SYDNEY (Reuters) – Standard & Poor’s said on Friday it has settled a lawsuit in Australia over claims by pension funds and local governments that the credit rating firm had overlooked risks when awarding high ratings to opaque investments that imploded in the global financial crisis.
Australia’s Federal Court approved the settlement on Thursday, S&P said in an emailed statement which did not disclose the settlement sum or terms.
“S&P Global is pleased to reach a settlement on the class action lawsuit, the last of the significant litigation pertaining to our previous ratings actions on collateralised debt obligations,” it said.
The U.S.-based ratings agency was sued for at least A$190 million ($140 million) by two local governments and two pension funds in Australia, which lost money on synthetic collateralized debt obligations (SCDOs) rated by S&P when the U.S. subprime mortgage crisis hit a decade ago.
Settling the class action suit, funded by Singapore-based Litigation Capital Partners, likely protects S&P from suits from other investors because legal avenues have now lapsed.
A spokesman for the plaintiffs said the settlement was confidential.
Litigation Capital Partners’ Australian representative had no comment on Thursday, nor did the councils and pension funds when contacted by Reuters.
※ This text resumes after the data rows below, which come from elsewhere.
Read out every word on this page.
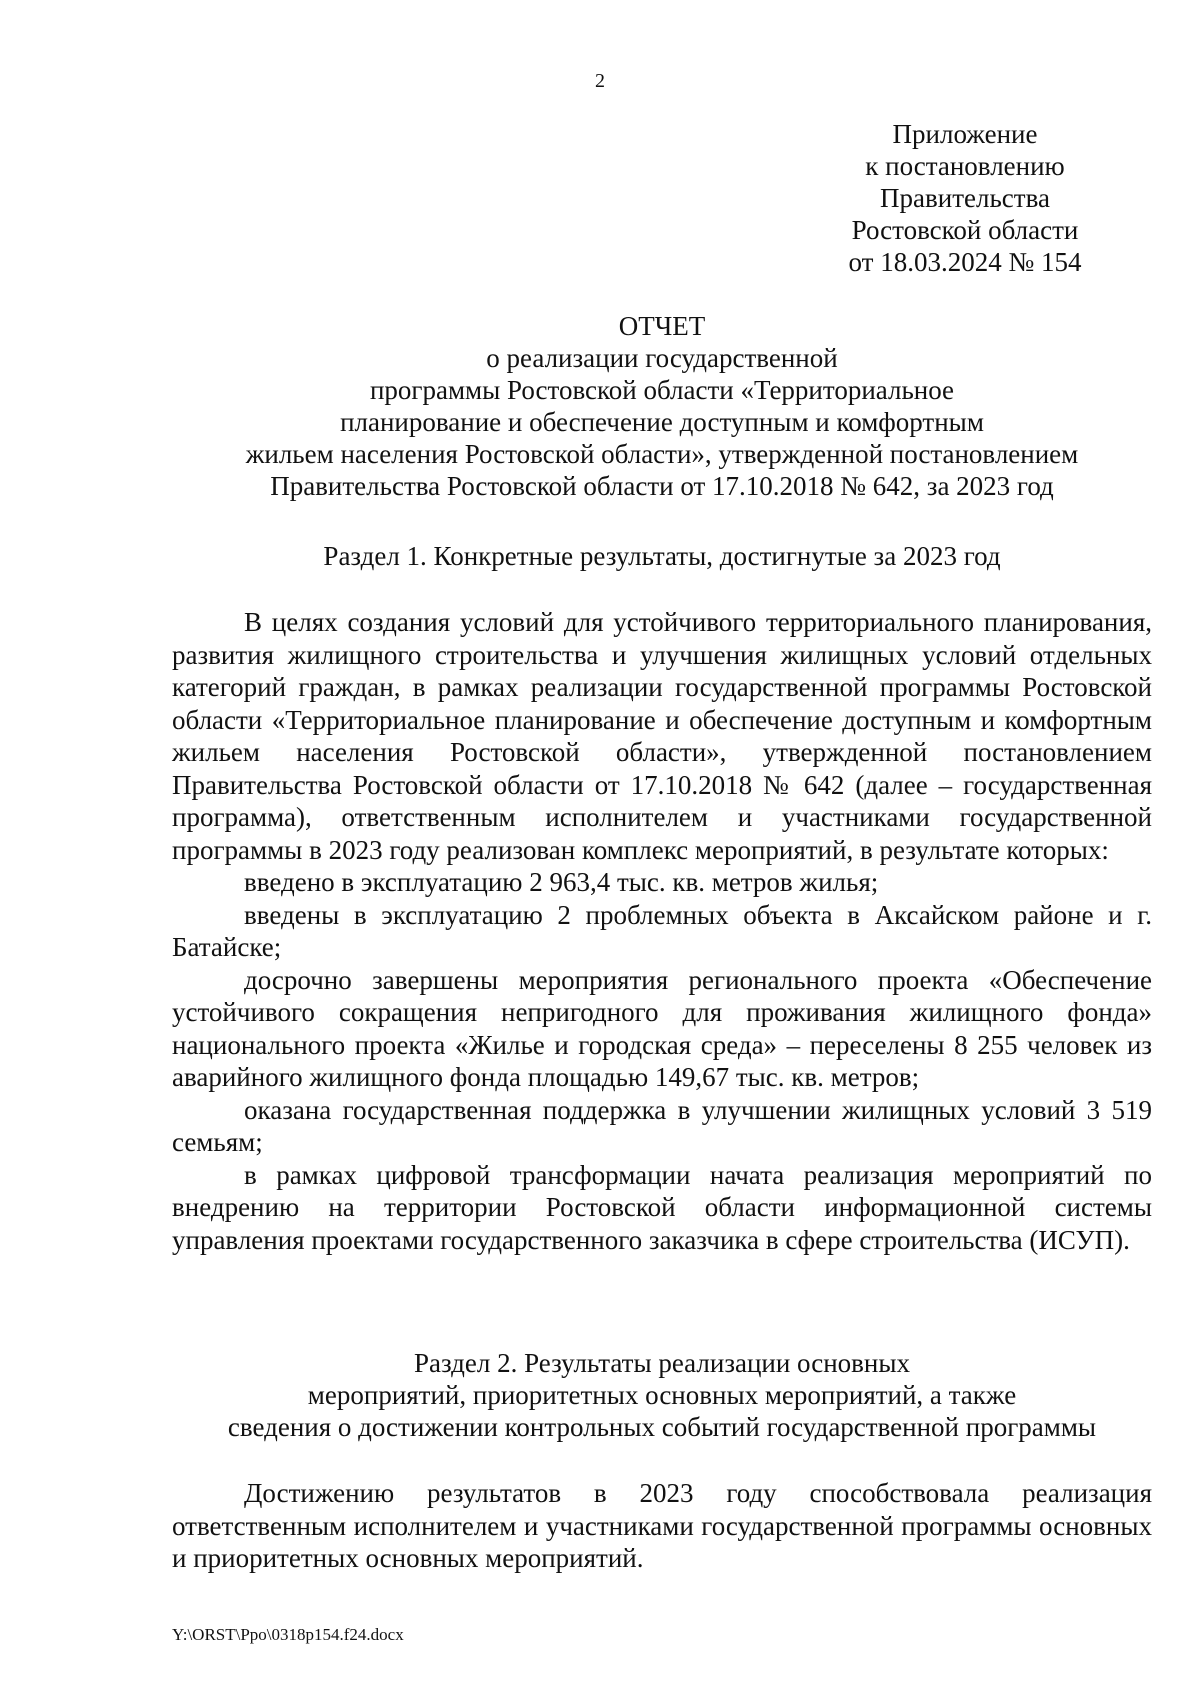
2
Приложение
к постановлению
Правительства
Ростовской области
от 18.03.2024 № 154
ОТЧЕТ
о реализации государственной
программы Ростовской области «Территориальное
планирование и обеспечение доступным и комфортным
жильем населения Ростовской области», утвержденной постановлением
Правительства Ростовской области от 17.10.2018 № 642, за 2023 год
Раздел 1. Конкретные результаты, достигнутые за 2023 год

В целях создания условий для устойчивого территориального планирования, развития жилищного строительства и улучшения жилищных условий отдельных категорий граждан, в рамках реализации государственной программы Ростовской области «Территориальное планирование и обеспечение доступным и комфортным жильем населения Ростовской области», утвержденной постановлением Правительства Ростовской области от 17.10.2018 № 642 (далее – государственная программа), ответственным исполнителем и участниками государственной программы в 2023 году реализован комплекс мероприятий, в результате которых:

введено в эксплуатацию 2 963,4 тыс. кв. метров жилья;

введены в эксплуатацию 2 проблемных объекта в Аксайском районе и г. Батайске;

досрочно завершены мероприятия регионального проекта «Обеспечение устойчивого сокращения непригодного для проживания жилищного фонда» национального проекта «Жилье и городская среда» – переселены 8 255 человек из аварийного жилищного фонда площадью 149,67 тыс. кв. метров;

оказана государственная поддержка в улучшении жилищных условий 3 519 семьям;

в рамках цифровой трансформации начата реализация мероприятий по внедрению на территории Ростовской области информационной системы управления проектами государственного заказчика в сфере строительства (ИСУП).

Раздел 2. Результаты реализации основных
мероприятий, приоритетных основных мероприятий, а также
сведения о достижении контрольных событий государственной программы

Достижению результатов в 2023 году способствовала реализация ответственным исполнителем и участниками государственной программы основных и приоритетных основных мероприятий.

Y:\ORST\Ppo\0318p154.f24.docx
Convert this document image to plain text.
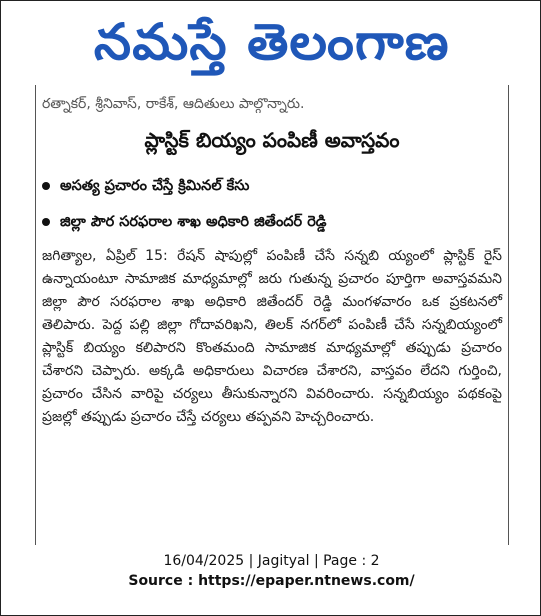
నమస్తే తెలంగాణ
రత్నాకర్, శ్రీనివాస్, రాకేశ్, ఆదితులు పాల్గొన్నారు.
ప్లాస్టిక్ బియ్యం పంపిణీ అవాస్తవం
అసత్య ప్రచారం చేస్తే క్రిమినల్ కేసు
జిల్లా పౌర సరఫరాల శాఖ అధికారి జితేందర్ రెడ్డి

జగిత్యాల, ఏప్రిల్ 15: రేషన్ షాపుల్లో పంపిణీ చేసే సన్నబి య్యంలో ప్లాస్టిక్ రైస్ ఉన్నాయంటూ సామాజిక మాధ్యమాల్లో జరు గుతున్న ప్రచారం పూర్తిగా అవాస్తవమని జిల్లా పౌర సరఫరాల శాఖ అధికారి జితేందర్ రెడ్డి మంగళవారం ఒక ప్రకటనలో తెలిపారు. పెద్ద పల్లి జిల్లా గోదావరిఖని, తిలక్ నగర్‌లో పంపిణీ చేసే సన్నబియ్యంలో ప్లాస్టిక్ బియ్యం కలిపారని కొంతమంది సామాజిక మాధ్యమాల్లో తప్పుడు ప్రచారం చేశారని చెప్పారు. అక్కడి అధికారులు విచారణ చేశారని, వాస్తవం లేదని గుర్తించి, ప్రచారం చేసిన వారిపై చర్యలు తీసుకున్నారని వివరించారు. సన్నబియ్యం పథకంపై ప్రజల్లో తప్పుడు ప్రచారం చేస్తే చర్యలు తప్పవని హెచ్చరించారు.

16/04/2025 | Jagityal | Page : 2
Source : https://epaper.ntnews.com/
During the case, lawyers for the local councils accused S&P of weakening its risk assessment criteria to win business and turn out high ratings on opaque debt products. S&P said it designed and assigned ratings in accordance with well-recognized international practice and Australian regulations.
In the decade since the global financial crisis, S&P has settled lawsuits in the U.S. over its ratings of CDOs, the products blamed for spreading market turmoil around the world.
A finding of wrongdoing against the agency in Australia could have re-opened legal avenues, since lapsed due to the statute of limitations, to pursue S&P over its role in investment losses incurred during the financial crisis.
S&P and other rating agencies have long faced criticism from investors, politicians and regulators for assigning high ratings to securities that quickly turned sour. Criticism specifically focuses on the fact they are paid by issuers for ratings, raising concern about potential conflicts of interest.
The investments that found their way into Australia were designed by U.S. investment banks, transferring risk in those products from Wall Street to local councils that would typically invest their spare cash in bank and government bonds.